Having been a seaman for a good few years, I should have a better excuse than most to have a schooner under billowing full sail inked on one forearm and a scantily clad young lady on the other, preferably having blurred over the years. But no, I don’t have anything of the sort. There’s an ugly scar on one forearm, a reminder that machinery and maintenance carried out without training isn’t a great idea, and at one time I toyed with the idea of some kind of decoration to hide it. The scar’s faded now anyway, in a way that a tattoo would never have done.
Don’t get me wrong. Tattoos can look good if done well and with skill and artistry. Unfortunately, that’s pretty rare.
But for my money, they look awkward. If you haven’t sailed around Cape Horn, or at least around Land’s End, haven’t scored a try for the All Blacks, aren’t a third generation yakuza or haven’t shot a man in Reno and done the time afterwards, then a tattoo is wrong.
Most of them, the ones that are painfully on show through the summer months when clothing is generally on the more revealing side, look plain stupid to this old fart’s eyes. Maybe a wee fairy or a cool dragon look good on a teenage shoulder or thigh, but how’s it going to look when that shoulder is in its fifties or beyond? How about the abstract faux-Celtic pattern over the small of the back so popular with young ladies and known in this manor as a Tramp Stamp? They look sweet when new, but a pregnancy or two can turn them into a tangle of barbed wire.
Most of them seem to be picked out of the catalogue everyone else is making a choice from, so getting a tat becomes a way of showing your individuality by looking the same as everyone else.
Sorry, kids. What looks unbelievably cool when you’re nineteen is going to look painful when you’re thirty and colossally embarrassing as you hit fifty. Maybe only people over a certain age should indulge in indelible decoration? That’s on the basis that the younger generation lacks foresight, judgement and experience to make a rational judgement on whether or not that amazingly supercool dragon on your shoulder is going to be just as impressive in 2041 as it was when you picked it out of the catalogue?

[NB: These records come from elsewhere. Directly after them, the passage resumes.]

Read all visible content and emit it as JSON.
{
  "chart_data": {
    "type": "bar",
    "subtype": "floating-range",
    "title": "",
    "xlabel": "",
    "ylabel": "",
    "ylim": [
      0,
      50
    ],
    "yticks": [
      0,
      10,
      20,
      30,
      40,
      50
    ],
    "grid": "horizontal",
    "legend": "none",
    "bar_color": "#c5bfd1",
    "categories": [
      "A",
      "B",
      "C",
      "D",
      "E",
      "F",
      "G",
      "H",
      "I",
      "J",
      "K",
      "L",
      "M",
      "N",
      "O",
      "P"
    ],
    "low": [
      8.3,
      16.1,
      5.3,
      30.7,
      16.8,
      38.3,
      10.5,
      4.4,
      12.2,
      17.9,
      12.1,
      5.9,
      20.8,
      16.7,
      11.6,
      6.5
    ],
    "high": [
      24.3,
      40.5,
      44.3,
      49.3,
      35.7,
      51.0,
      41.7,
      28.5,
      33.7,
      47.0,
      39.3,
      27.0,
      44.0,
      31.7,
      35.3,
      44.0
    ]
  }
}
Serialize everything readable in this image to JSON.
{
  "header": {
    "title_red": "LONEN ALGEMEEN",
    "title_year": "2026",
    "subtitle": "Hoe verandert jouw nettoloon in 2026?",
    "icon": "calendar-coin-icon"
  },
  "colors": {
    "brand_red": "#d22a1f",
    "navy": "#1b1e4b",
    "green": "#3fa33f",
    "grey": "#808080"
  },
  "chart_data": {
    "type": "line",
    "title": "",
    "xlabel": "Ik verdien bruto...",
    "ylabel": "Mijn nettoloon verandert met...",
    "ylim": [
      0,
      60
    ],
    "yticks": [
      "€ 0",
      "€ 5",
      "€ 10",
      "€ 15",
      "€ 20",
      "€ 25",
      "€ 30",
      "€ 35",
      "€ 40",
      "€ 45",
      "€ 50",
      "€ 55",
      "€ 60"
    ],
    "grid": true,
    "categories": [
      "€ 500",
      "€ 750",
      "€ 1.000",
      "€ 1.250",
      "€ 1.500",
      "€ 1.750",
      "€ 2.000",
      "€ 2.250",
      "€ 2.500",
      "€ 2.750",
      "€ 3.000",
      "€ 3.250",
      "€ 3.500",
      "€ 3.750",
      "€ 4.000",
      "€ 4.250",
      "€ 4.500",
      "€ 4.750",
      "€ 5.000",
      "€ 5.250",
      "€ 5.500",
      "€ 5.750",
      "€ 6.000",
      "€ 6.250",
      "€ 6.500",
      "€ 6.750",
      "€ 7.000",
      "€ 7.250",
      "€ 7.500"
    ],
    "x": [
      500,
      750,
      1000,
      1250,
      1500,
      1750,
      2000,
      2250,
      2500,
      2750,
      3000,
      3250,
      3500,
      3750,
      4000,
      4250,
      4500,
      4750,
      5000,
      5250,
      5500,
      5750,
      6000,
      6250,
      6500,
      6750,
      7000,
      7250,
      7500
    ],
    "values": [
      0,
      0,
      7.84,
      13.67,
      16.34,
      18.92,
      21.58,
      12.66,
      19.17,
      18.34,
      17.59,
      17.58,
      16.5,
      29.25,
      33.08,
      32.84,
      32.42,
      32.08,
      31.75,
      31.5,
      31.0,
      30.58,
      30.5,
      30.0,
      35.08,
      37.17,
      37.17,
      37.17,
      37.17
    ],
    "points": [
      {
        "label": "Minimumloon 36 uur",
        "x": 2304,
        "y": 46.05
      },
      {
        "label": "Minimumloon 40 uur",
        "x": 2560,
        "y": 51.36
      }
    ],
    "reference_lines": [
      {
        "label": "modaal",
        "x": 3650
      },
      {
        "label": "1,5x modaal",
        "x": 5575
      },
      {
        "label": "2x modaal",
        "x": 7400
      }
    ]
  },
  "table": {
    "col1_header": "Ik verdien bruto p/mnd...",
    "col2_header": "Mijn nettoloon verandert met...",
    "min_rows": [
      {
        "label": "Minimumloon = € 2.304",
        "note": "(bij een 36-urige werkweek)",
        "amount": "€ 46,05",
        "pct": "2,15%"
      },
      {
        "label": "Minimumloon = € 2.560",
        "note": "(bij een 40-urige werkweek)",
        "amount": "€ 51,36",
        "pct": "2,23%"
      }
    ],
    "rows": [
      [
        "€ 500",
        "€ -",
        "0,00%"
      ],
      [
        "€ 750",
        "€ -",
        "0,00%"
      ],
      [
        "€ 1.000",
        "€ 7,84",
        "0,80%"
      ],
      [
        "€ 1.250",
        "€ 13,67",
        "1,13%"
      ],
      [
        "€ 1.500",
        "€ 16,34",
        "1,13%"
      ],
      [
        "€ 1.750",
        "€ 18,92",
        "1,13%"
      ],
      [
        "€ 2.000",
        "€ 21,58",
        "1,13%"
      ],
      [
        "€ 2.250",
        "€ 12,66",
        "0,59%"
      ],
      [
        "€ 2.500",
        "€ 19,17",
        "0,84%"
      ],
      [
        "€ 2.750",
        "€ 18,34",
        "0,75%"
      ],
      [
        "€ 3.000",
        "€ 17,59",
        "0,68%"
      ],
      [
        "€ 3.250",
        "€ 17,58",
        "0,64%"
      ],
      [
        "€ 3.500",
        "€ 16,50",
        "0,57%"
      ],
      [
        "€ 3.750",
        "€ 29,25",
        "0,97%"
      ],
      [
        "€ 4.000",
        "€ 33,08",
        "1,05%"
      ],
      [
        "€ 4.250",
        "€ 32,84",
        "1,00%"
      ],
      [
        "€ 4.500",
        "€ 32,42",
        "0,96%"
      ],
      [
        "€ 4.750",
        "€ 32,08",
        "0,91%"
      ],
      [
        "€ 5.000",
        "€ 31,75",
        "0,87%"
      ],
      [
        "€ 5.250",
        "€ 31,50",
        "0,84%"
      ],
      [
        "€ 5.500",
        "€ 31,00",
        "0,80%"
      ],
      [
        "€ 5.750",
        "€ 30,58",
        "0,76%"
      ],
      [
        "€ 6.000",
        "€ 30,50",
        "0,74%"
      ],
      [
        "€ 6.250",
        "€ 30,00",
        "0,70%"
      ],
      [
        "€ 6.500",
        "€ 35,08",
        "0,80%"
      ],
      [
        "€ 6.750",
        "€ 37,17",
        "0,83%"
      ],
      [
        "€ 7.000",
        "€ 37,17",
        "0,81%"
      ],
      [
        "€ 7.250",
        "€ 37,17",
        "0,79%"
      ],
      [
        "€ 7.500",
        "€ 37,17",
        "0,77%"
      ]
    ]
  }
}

Then there’s the lettering. One acquaintance of mine thought he had his daughters’ names etched lovingly on one shoulder in elegant Kanji, only to find out when he finally met a native Japanese speaker that he in fact had the name of prominent suppliers of household white goods engraved on his back.
Come on, people, learn some sense, will you? Trusting someone who doesn’t have a command of any language but his own to put something on your skin for ever in Chinese, Japanese, Urdu or Sanskrit is as smart as taking at face value someone emailing you out of the blue with an offer of an unwanted $10 million that happened to be lying around.
This stuff is permanent. It stays there until long after you’re dead, and that might be a long, long time. That’s unless you want to go for the very expensive laser treatment to have those symbols of youthful idiocy removed. Bart Simpson did it. Well, he was in Tijuana with Krusty, and I gather that’s standard practice for anyone visiting Tijuana. Remind me to keep clear of Tijuana.
In fact, I’m reliably informed by the neighbourhood Simpsons guru that Bart actually got himself tattooed twice, and also that Sideshow Bob has a tattoo that reads ‘Die, Bart, Die’ on his chest.
Then there’s the more sinister stuff like scarring and branding, and the ironmongery… That’s different in that it can be taken out and eventually the holes in your ears/nose/eyebrows/lip/navel/nipples/ or wherever further south will grow out; should grow out. It depends how big the holes are and how long they’ve been there.
Again, not smart. A bone through your nose is as good as a flashing neon sign on your forehead explaining that no, the wearer isn’t likely to be über-reliable. There’s no guarantee that’s the case, and it’s our conditioning that makes us think this way with an innate suspicion of those who don’t look like us. It’s unfortunate, as characters who go in for being a little different are often the genuinely interesting ones.
As a seafarer, I should have as much right as any to have a gold hoop in one ear. The theory was that if a man was lost at sea and his body should be washed up somewhere, then the gold in one ear would cover the cost of burial in some distant land. In reality, it’s to do with balance. An imbalance between the ears can affect the workings inside and help some people with seasickness, although it’s a tenuous theory.
But as a writer’s device, tats and piercings are a gift. Where would Lisbeth Salander be without her ink and studs? Want to give someone sinister a past? A swallow on one hand. A tongue stud or a neck tattoo, especially if it has a spelling mistake in it, can cast your characters as effectively as any dialogue. Need to identify that murdered villain? Brilliant, a teenage sweetheart’s blurred name on one arm will do the trick nicely.
So maybe we’ll keep the ink and the ironmongery. Just not for me, thanks, even in Tijuana.